The crested kingfisher burrows a nest into a vertical bank. Both males and females help excavate the burrow using their feet and bill. It is 10–15 cm wide and 2–3 m in length and usually ends with a 30–50 cm. Observations on the breeding of a population in Hokkaido found that the nest hole was dug below the upper edge of the river bank of loose volcanic ash and that when encountering a hard object while digging the burrow, parents would opt to dig a new hole instead of detouring the object.
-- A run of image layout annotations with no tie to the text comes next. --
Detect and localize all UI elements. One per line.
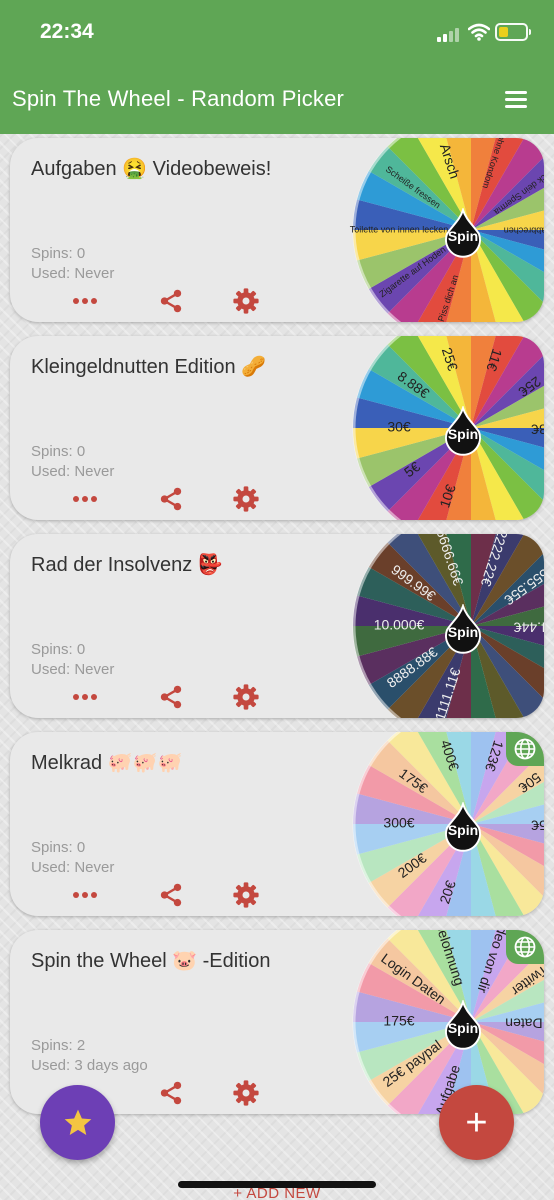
- home-indicator: [178, 1181, 376, 1188]
- wheel-title: Melkrad 🐖🐖🐖: [31, 752, 183, 774]
- page-title: Spin The Wheel - Random Picker: [12, 86, 345, 111]
- wheel-title: Kleingeldnutten Edition 🥜: [31, 356, 267, 378]
- more-dots-icon[interactable]: [70, 484, 100, 514]
- card-actions: [70, 286, 290, 316]
- wheel-option-label: 75€: [531, 817, 544, 833]
- wifi-icon: [468, 23, 490, 41]
- wheel-card[interactable]: Rad der Insolvenz 👺 Spins: 0 Used: Never 11…: [10, 534, 544, 718]
- wheel-last-used: Used: Never: [31, 265, 115, 282]
- spin-label: Spin: [447, 426, 479, 442]
- gear-icon[interactable]: [231, 682, 261, 712]
- card-actions: [70, 682, 290, 712]
- wheel-option-label: 4444.44€: [514, 619, 544, 635]
- wheel-preview-container[interactable]: 1111.11€ 8888.88€ 10.000€ 999.99€ 6666.66€ 22…: [345, 534, 544, 718]
- spin-button[interactable]: Spin: [441, 208, 485, 264]
- wheel-title: Rad der Insolvenz 👺: [31, 554, 223, 576]
- hamburger-icon[interactable]: [505, 89, 529, 111]
- card-actions: [70, 880, 290, 910]
- cellular-signal-icon: [437, 26, 463, 42]
- spin-label: Spin: [447, 1020, 479, 1036]
- card-actions: [70, 484, 290, 514]
- wheel-spins-count: Spins: 2: [31, 1037, 86, 1054]
- wheel-spins-count: Spins: 0: [31, 245, 86, 262]
- spin-button[interactable]: Spin: [441, 1000, 485, 1056]
- share-icon[interactable]: [156, 286, 186, 316]
- wheel-title: Spin the Wheel 🐷 -Edition: [31, 950, 271, 972]
- add-wheel-button[interactable]: +: [439, 1085, 514, 1160]
- more-dots-icon[interactable]: [70, 880, 100, 910]
- gear-icon[interactable]: [231, 484, 261, 514]
- wheel-option-label: Login Daten: [505, 1015, 544, 1031]
- spin-button[interactable]: Spin: [441, 802, 485, 858]
- share-icon[interactable]: [156, 880, 186, 910]
- share-icon[interactable]: [156, 484, 186, 514]
- wheel-preview-container[interactable]: Piss dich an Zigarette auf Hoden Toilette …: [345, 138, 544, 322]
- wheel-option-label: 30€: [387, 419, 411, 435]
- wheel-spins-count: Spins: 0: [31, 443, 86, 460]
- spin-label: Spin: [447, 822, 479, 838]
- globe-icon: [506, 732, 544, 766]
- wheel-title: Aufgaben 🤮 Videobeweis!: [31, 158, 272, 180]
- wheel-option-label: Toilette von innen lecken: [350, 224, 449, 234]
- wheel-last-used: Used: Never: [31, 463, 115, 480]
- plus-icon: +: [465, 1101, 488, 1144]
- wheel-option-label: 300€: [383, 815, 414, 831]
- wheel-option-label: 175€: [383, 1013, 414, 1029]
- wheel-preview-container[interactable]: 10€5€30€8.88€25€11€25€88€Spin: [345, 336, 544, 520]
- spin-button[interactable]: Spin: [441, 604, 485, 660]
- globe-icon: [506, 930, 544, 964]
- wheel-last-used: Used: Never: [31, 859, 115, 876]
- wheel-spins-count: Spins: 0: [31, 641, 86, 658]
- wheel-card[interactable]: Aufgaben 🤮 Videobeweis! Spins: 0 Used: Nev…: [10, 138, 544, 322]
- wheel-card[interactable]: Kleingeldnutten Edition 🥜 Spins: 0 Used: N…: [10, 336, 544, 520]
- favorites-button[interactable]: [40, 1085, 115, 1160]
- wheel-option-label: 10.000€: [374, 617, 425, 633]
- gear-icon[interactable]: [231, 1078, 261, 1108]
- wheel-spins-count: Spins: 0: [31, 839, 86, 856]
- spin-button[interactable]: Spin: [441, 406, 485, 462]
- spin-label: Spin: [447, 624, 479, 640]
- status-time: 22:34: [40, 20, 94, 43]
- gear-icon[interactable]: [231, 286, 261, 316]
- app-header: 22:34 Spin The Wheel - Random Picker: [0, 0, 554, 134]
- wheel-last-used: Used: Never: [31, 661, 115, 678]
- star-icon: [64, 1109, 91, 1135]
- more-dots-icon[interactable]: [70, 682, 100, 712]
- wheel-option-label: 88€: [531, 421, 544, 437]
- wheel-last-used: Used: 3 days ago: [31, 1057, 148, 1074]
- battery-icon: [495, 23, 531, 41]
- gear-icon[interactable]: [231, 880, 261, 910]
- spin-label: Spin: [447, 228, 479, 244]
- wheel-card[interactable]: Melkrad 🐖🐖🐖 Spins: 0 Used: Never 20€ 200€ 300…: [10, 732, 544, 916]
- more-dots-icon[interactable]: [70, 286, 100, 316]
- share-icon[interactable]: [156, 682, 186, 712]
- share-icon[interactable]: [156, 1078, 186, 1108]
- wheel-option-label: Abbruch abbrechen: [504, 226, 544, 236]
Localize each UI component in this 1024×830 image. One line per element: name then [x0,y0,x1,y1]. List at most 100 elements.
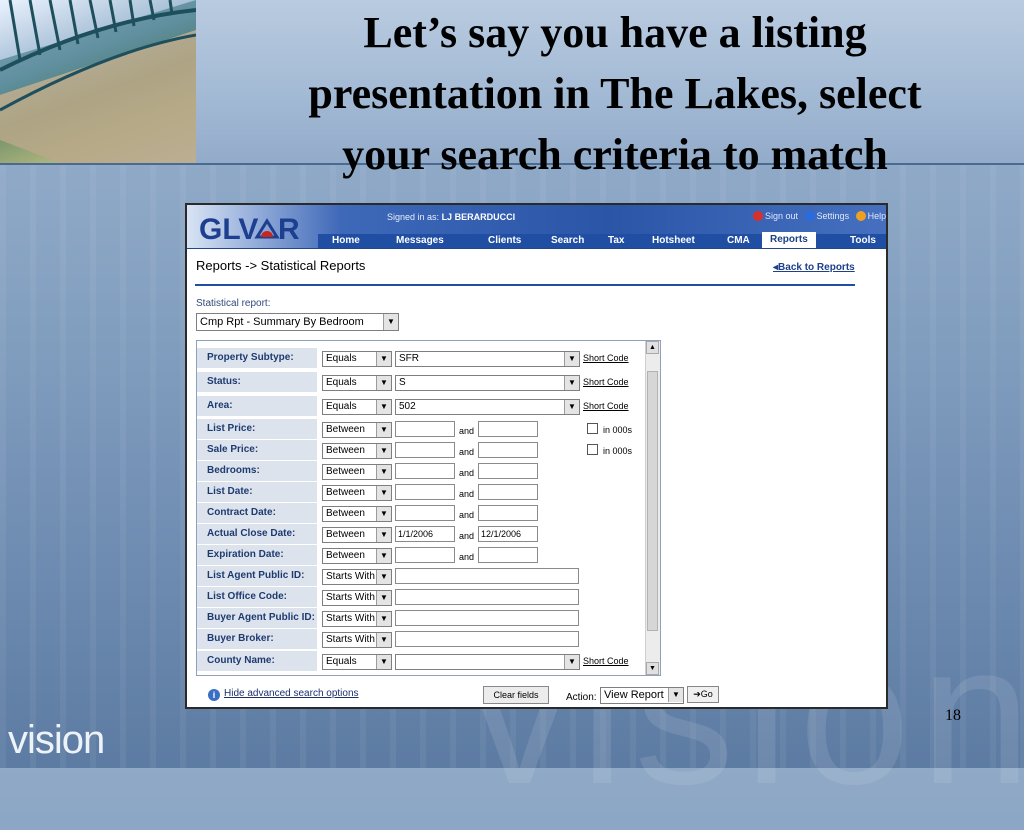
value-select[interactable]: S ▼ [395,375,580,391]
operator-value: Starts With [326,613,375,624]
operator-select[interactable]: Between ▼ [322,527,392,543]
chevron-down-icon: ▼ [564,655,579,669]
tab-tools[interactable]: Tools [850,235,876,246]
operator-select[interactable]: Equals ▼ [322,351,392,367]
value-select[interactable]: SFR ▼ [395,351,580,367]
to-input[interactable] [478,421,538,437]
to-input[interactable] [478,463,538,479]
operator-select[interactable]: Starts With ▼ [322,611,392,627]
short-code-link[interactable]: Short Code [583,353,629,363]
sign-out-icon [753,211,763,221]
svg-text:R: R [278,213,300,246]
from-input[interactable] [395,442,455,458]
action-value: View Report [604,689,664,701]
chevron-down-icon: ▼ [376,423,391,437]
operator-select[interactable]: Starts With ▼ [322,632,392,648]
settings-link[interactable]: Settings [817,211,850,221]
operator-select[interactable]: Between ▼ [322,443,392,459]
from-input[interactable] [395,421,455,437]
operator-value: Starts With [326,571,375,582]
tab-tax[interactable]: Tax [608,235,625,246]
to-input[interactable] [478,505,538,521]
from-input[interactable]: 1/1/2006 [395,526,455,542]
operator-select[interactable]: Equals ▼ [322,375,392,391]
operator-value: Between [326,487,365,498]
tab-clients[interactable]: Clients [488,235,521,246]
scroll-thumb[interactable] [647,371,658,631]
operator-select[interactable]: Starts With ▼ [322,569,392,585]
signed-in-text: Signed in as: LJ BERARDUCCI [387,212,515,222]
from-input[interactable] [395,463,455,479]
action-select[interactable]: View Report ▼ [600,687,684,704]
chevron-down-icon: ▼ [668,688,683,702]
in-000s-checkbox[interactable]: in 000s [587,444,632,456]
back-to-reports-link[interactable]: ◂Back to Reports [773,262,855,273]
from-input[interactable] [395,505,455,521]
chevron-down-icon: ▼ [376,612,391,626]
chevron-down-icon: ▼ [376,352,391,366]
criteria-label: Status: [197,372,317,392]
to-input[interactable] [478,484,538,500]
tab-messages[interactable]: Messages [396,235,444,246]
operator-value: Between [326,550,365,561]
in-000s-checkbox[interactable]: in 000s [587,423,632,435]
criteria-label: List Price: [197,419,317,439]
operator-select[interactable]: Equals ▼ [322,399,392,415]
operator-select[interactable]: Equals ▼ [322,654,392,670]
value-select[interactable]: ▼ [395,654,580,670]
criteria-row-property-subtype: Property Subtype: Equals ▼ SFR ▼ Short Cod… [197,348,645,369]
chevron-down-icon: ▼ [376,376,391,390]
operator-select[interactable]: Between ▼ [322,464,392,480]
checkbox-label: in 000s [603,446,633,456]
operator-select[interactable]: Between ▼ [322,548,392,564]
operator-select[interactable]: Between ▼ [322,422,392,438]
from-input[interactable] [395,484,455,500]
checkbox-icon [587,444,598,455]
value-select[interactable]: 502 ▼ [395,399,580,415]
to-input[interactable] [478,442,538,458]
and-label: and [459,426,475,436]
statistical-report-select[interactable]: Cmp Rpt - Summary By Bedroom ▼ [196,313,399,331]
value-input[interactable] [395,568,579,584]
tab-cma[interactable]: CMA [727,235,750,246]
to-input[interactable] [478,547,538,563]
scroll-up-icon[interactable]: ▲ [646,341,659,354]
short-code-link[interactable]: Short Code [583,377,629,387]
operator-value: Between [326,508,365,519]
operator-value: Between [326,424,365,435]
from-input[interactable] [395,547,455,563]
operator-value: Equals [326,353,357,364]
criteria-row-bedrooms: Bedrooms: Between ▼ and [197,461,645,482]
checkbox-icon [587,423,598,434]
operator-select[interactable]: Between ▼ [322,506,392,522]
short-code-link[interactable]: Short Code [583,401,629,411]
criteria-panel: ▲ ▼ Property Subtype: Equals ▼ SFR ▼ Short… [196,340,661,676]
criteria-scrollbar[interactable]: ▲ ▼ [645,341,660,675]
operator-value: Equals [326,401,357,412]
checkbox-label: in 000s [603,425,633,435]
operator-select[interactable]: Between ▼ [322,485,392,501]
chevron-down-icon: ▼ [564,400,579,414]
value-input[interactable] [395,589,579,605]
go-button[interactable]: ➔Go [687,686,719,703]
scroll-down-icon[interactable]: ▼ [646,662,659,675]
signed-in-user: LJ BERARDUCCI [441,212,516,222]
sign-out-link[interactable]: Sign out [765,211,798,221]
short-code-link[interactable]: Short Code [583,656,629,666]
and-label: and [459,447,475,457]
criteria-label: Property Subtype: [197,348,317,368]
chevron-down-icon: ▼ [376,633,391,647]
tab-hotsheet[interactable]: Hotsheet [652,235,695,246]
help-link[interactable]: Help [868,211,886,221]
tab-home[interactable]: Home [332,235,360,246]
clear-fields-button[interactable]: Clear fields [483,686,549,704]
to-input[interactable]: 12/1/2006 [478,526,538,542]
breadcrumb: Reports -> Statistical Reports [196,258,366,273]
value-input[interactable] [395,610,579,626]
operator-select[interactable]: Starts With ▼ [322,590,392,606]
tab-search[interactable]: Search [551,235,584,246]
hide-advanced-search-link[interactable]: Hide advanced search options [224,688,359,699]
criteria-row-list-agent-public-id: List Agent Public ID: Starts With ▼ [197,566,645,587]
value-input[interactable] [395,631,579,647]
help-icon [855,211,866,221]
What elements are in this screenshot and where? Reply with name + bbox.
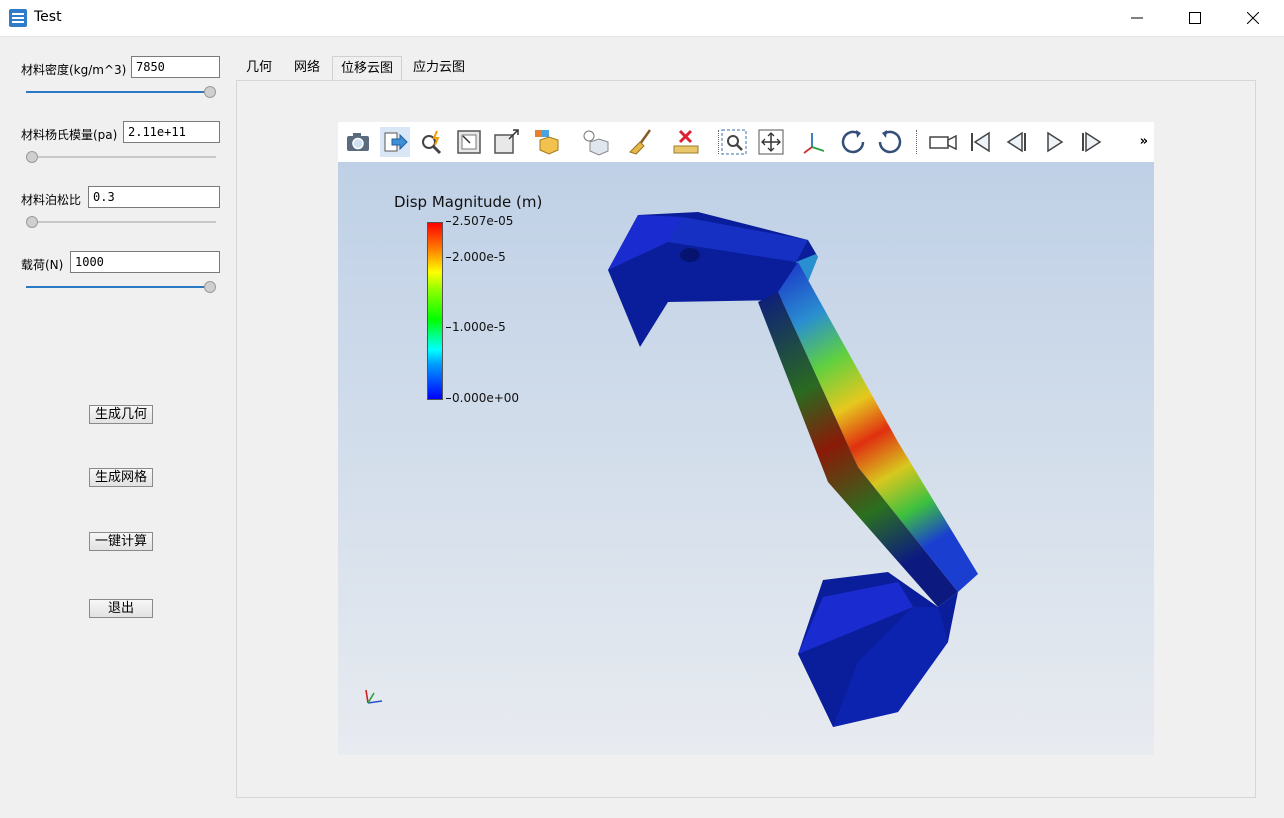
camera-icon [347,133,369,151]
broom-icon [629,129,652,155]
rotate-cw-button[interactable] [838,127,868,157]
screenshot-button[interactable] [343,127,373,157]
first-frame-button[interactable] [965,127,995,157]
density-input[interactable] [131,56,220,78]
slider-handle[interactable] [204,86,216,98]
slider-groove [26,221,216,223]
density-slider[interactable] [26,86,216,98]
viewer-toolbar: » [338,122,1154,162]
tab-stress[interactable]: 应力云图 [404,56,474,80]
fit-view-button[interactable] [756,127,786,157]
rotate-counterclockwise-icon [878,130,902,154]
toolbar-separator [916,130,918,154]
density-label: 材料密度(kg/m^3) [21,63,127,77]
close-icon [1247,12,1259,24]
poisson-label: 材料泊松比 [21,193,82,207]
window-title: Test [34,9,62,25]
maximize-button[interactable] [1166,0,1224,36]
tab-network[interactable]: 网络 [284,56,330,80]
close-button[interactable] [1224,0,1282,36]
lightbulb-cube-icon [583,130,609,156]
clear-button[interactable] [626,127,656,157]
zoom-to-box-button[interactable] [719,127,749,157]
load-slider[interactable] [26,281,216,293]
magnifier-spark-icon [422,130,442,155]
toolbar-overflow-button[interactable]: » [1140,134,1148,149]
colored-cubes-icon [535,130,559,155]
compute-button[interactable]: 一键计算 [89,532,153,551]
orientation-axes-icon [365,689,383,704]
step-forward-icon [1082,131,1102,153]
play-icon [1047,131,1064,153]
zoom-box-button[interactable] [491,127,521,157]
ruler-delete-icon [673,129,699,154]
previous-frame-button[interactable] [1002,127,1032,157]
delete-ruler-button[interactable] [671,127,701,157]
modulus-slider[interactable] [26,151,216,163]
exit-button[interactable]: 退出 [89,599,153,618]
minimize-icon [1131,17,1143,19]
generate-geometry-button[interactable]: 生成几何 [89,405,153,424]
render-viewport[interactable]: Disp Magnitude (m) 2.507e-05 2.000e-5 1.… [338,162,1154,755]
minimize-button[interactable] [1108,0,1166,36]
rotate-ccw-button[interactable] [875,127,905,157]
export-button[interactable] [380,127,410,157]
deformed-part-model [608,212,978,727]
next-frame-button[interactable] [1076,127,1106,157]
move-arrows-icon [758,129,784,155]
xyz-axes-icon [803,133,825,154]
poisson-input[interactable] [88,186,220,208]
modulus-input[interactable] [123,121,220,143]
slider-handle[interactable] [26,216,38,228]
camera-record-button[interactable] [928,127,958,157]
box-arrow-icon [494,129,519,154]
quick-search-button[interactable] [417,127,447,157]
modulus-label: 材料杨氏模量(pa) [21,128,118,142]
slider-handle[interactable] [204,281,216,293]
maximize-icon [1189,12,1201,24]
tab-geometry[interactable]: 几何 [236,56,282,80]
load-label: 载荷(N) [21,258,64,272]
slider-groove [26,156,216,158]
poisson-slider[interactable] [26,216,216,228]
representation-button[interactable] [532,127,562,157]
step-back-icon [1006,131,1026,153]
slider-fill [26,91,210,93]
app-icon [9,9,27,27]
slider-handle[interactable] [26,151,38,163]
load-input[interactable] [70,251,220,273]
lighting-button[interactable] [580,127,610,157]
rotate-clockwise-icon [841,130,865,154]
play-button[interactable] [1039,127,1069,157]
axes-orientation-button[interactable] [800,127,830,157]
video-camera-icon [929,134,957,151]
tab-displacement[interactable]: 位移云图 [332,56,402,80]
generate-mesh-button[interactable]: 生成网格 [89,468,153,487]
box-corner-icon [457,130,481,154]
slider-fill [26,286,210,288]
skip-first-icon [971,131,990,153]
reset-view-button[interactable] [454,127,484,157]
title-bar: Test [0,0,1284,37]
export-arrow-icon [384,132,408,152]
dashed-magnifier-icon [721,129,747,155]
Between 4 and 7 eggs are laid between March and July, depending on the subspecies, and are incubated only by the female. The nestlings are fed by both parents for around 40 days before they fledge.

=== Vocalization ===
Crested kingfisher vocalization includes a loud "ket ket" in flight, as well as loud "ping" and deep croaks between paired birds. Loud rattling calls can also be heard coming from these birds when they are perched.

== Status ==
The 2006 IUCN report on the species classifies it as Least Concern. It was found that the population is decreasing; however, this decline is not believed to be significant enough to approach the threshold for Vulnerable under the IUCN population trend criterion. Furthermore, population range and size were too large to enter the Vulnerable classification. In Japan, the crested kingfisher is considered a threatened species in 32 of the 47 prefectures because its population size and distribution have decreased due to habitat loss. Furthermore, a 1996 report from the Wildlife Conservation Society stated that the species was regionally at risk in the province of Bolikhamsai in Laos.